Pensione di cittadinanza: la prestazione erogata dall’INPS è per pochi e non è così alta

Guendalina Grossi - Pensioni

La pensione di cittadinanza, erogata dall'INPS ai nuclei familiari composti da persone anziane con un'età superiore ai 67 anni, è riservata solo ad alcuni. E gli assegni che spettano ai beneficiari non hanno un importo molto elevato.

Pensione di cittadinanza: la prestazione erogata dall'INPS è per pochi e non è così alta

La pensione di cittadinanza è la declinazione del reddito di cittadinanza pensata per chi ha più di 67 anni. Si tratta, infatti, di una prestazione che viene erogata dall’INPS ai nuclei familiari composti da persone anziane.

Da uno studio del sindacato Uil, Unione italiana del lavoro, è emerso però che a beneficiare della pensione di cittadinanza sono pochi nuclei familiari e nella maggior parte dei casi gli importi relativi alla prestazione sono nettamente inferiori al limite massimo previsto di 780 euro.

Ma vediamo nel dettaglio cosa è emerso dallo studio della Uil e come sono distribuiti sul territorio italiano i beneficiari della pensione di cittadinanza.

Pensione di cittadinanza 2019: solo per pochi e con importi bassi

Il DL 4/2019, entrato in vigore il 29 gennaio 2019, ha apportato delle novità per ciò che concerne la pensione di cittadinanza, cercando di riconoscere più diritti ai disabili gravi, inizialmente esclusi dalla possibilità di richiedere la suddetta misura.

La famiglia che ne beneficia deve essere composta esclusivamente da uno o più componenti di età pari o superiore a 67 anni. Ma può essere concessa anche nei casi in cui il componente o i componenti del nucleo familiare di età pari o superiore a 67 anni convivano esclusivamente con una o più persone di età inferiore, in condizione di disabilità grave o di non autosufficienza, come definite ai fini ISEE.

Nonostante le modifiche apportate al testo del Decreto numero 4 del 2019, in sede di conversione in legge, da uno studio della Uil è emerso che la pensione di cittadinanza, che viene erogata dall’INPS a quei nuclei familiari composti da persone anziane, è solo per pochi e che spesso gli importi non sono così elevati.

Per il segretario confederale della Uil Domenico Proietti, infatti, la pensione di cittadinanza, che consente agli anziani in difficoltà con più di 67 anni di andare in pensione anticipatamente, creerà non poche delusioni ai contribuenti.

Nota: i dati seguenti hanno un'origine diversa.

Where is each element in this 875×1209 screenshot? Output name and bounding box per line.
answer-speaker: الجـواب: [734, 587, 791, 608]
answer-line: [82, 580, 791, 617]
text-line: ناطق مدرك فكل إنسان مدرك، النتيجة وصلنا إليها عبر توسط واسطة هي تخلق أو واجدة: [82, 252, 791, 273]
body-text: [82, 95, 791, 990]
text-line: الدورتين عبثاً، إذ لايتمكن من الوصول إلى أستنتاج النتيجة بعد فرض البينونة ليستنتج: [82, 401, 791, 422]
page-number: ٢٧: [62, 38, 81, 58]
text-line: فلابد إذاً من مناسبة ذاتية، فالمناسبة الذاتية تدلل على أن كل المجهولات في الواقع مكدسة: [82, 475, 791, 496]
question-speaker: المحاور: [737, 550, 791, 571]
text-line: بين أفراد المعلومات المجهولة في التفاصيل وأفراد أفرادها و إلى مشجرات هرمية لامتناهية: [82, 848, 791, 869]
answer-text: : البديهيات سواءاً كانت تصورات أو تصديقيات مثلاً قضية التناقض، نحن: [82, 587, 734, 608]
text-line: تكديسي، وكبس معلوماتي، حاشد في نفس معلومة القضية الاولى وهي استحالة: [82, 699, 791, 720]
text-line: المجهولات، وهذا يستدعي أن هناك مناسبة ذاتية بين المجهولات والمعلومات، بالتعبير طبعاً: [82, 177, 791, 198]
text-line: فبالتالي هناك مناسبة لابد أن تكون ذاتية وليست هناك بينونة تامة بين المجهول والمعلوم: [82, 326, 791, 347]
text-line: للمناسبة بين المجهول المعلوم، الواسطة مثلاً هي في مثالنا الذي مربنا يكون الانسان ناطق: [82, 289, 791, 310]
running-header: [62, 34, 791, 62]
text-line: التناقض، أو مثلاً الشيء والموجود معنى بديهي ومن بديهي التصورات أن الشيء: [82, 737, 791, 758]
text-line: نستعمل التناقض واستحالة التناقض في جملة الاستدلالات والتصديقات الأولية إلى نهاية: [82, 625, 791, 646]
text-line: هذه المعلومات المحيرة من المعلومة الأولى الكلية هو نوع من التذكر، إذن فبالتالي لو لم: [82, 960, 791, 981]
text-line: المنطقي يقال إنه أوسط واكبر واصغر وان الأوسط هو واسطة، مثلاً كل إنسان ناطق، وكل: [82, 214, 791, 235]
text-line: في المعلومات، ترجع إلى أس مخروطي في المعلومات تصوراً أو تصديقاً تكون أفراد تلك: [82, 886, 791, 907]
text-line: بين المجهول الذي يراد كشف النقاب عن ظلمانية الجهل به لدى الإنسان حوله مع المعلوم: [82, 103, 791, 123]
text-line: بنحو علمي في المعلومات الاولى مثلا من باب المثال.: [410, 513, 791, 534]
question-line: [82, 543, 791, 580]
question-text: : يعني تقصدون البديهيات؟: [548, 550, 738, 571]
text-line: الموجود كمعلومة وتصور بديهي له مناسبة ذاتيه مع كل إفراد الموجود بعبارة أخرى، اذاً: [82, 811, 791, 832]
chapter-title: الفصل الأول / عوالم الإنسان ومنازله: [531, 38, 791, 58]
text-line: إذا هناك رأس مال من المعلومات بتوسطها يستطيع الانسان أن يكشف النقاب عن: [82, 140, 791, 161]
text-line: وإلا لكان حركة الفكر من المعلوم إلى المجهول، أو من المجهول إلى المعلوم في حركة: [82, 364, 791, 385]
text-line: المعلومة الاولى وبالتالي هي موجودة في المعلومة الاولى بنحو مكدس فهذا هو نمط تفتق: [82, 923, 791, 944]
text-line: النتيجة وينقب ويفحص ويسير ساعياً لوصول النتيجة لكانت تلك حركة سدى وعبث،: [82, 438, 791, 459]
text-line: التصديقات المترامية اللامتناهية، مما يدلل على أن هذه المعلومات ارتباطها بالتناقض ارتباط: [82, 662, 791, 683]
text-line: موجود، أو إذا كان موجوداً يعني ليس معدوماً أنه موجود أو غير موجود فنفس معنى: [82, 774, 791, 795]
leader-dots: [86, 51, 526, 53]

Difatti dallo studio è emerso che il meccanismo attualmente utilizzato non consente alla maggioranza della platea dei pensionati di poter beneficiare della prestazione.

Pensione di cittadinanza: come si distribuiscono i beneficiari?

I percettori di pensione minima o di assegno sociale non potranno infatti beneficiare della pensione di cittadinanza in quanto, il reddito annuale, integrato con le maggiorazioni sociali, risulta ad oggi superiore al limite imposto per l’accesso alla suddetta prestazione.

La Uil ha contestato inoltre l’importo che viene erogato ai beneficiari, in quanto un pensionato single in affitto riceve un assegno previdenziale pari a 76 euro mensili, un importo davvero esiguo che non porta un reale beneficio ai contribuenti.

La maggior parte dei beneficiari della pensione di cittadinanza si trova nel Sud Italia, risulta a Napoli il numero più altro di nuclei familiari che ricevono il sussidio.

Secondo i dati aggiornati ad aprile, 52.717 sono le famiglie over 67 che beneficiano della pensione di cittadinanza nel capoluogo campano, segue poi Roma con 30.174 ed infine Palermo con 26.204.

Per ciò che concerne il maggior numero di domande accolte, troviamo al primo posto sempre la Campania con 90.197 domande, segue la Sicilia con 87.775 ed infine il Lazio con 44.705.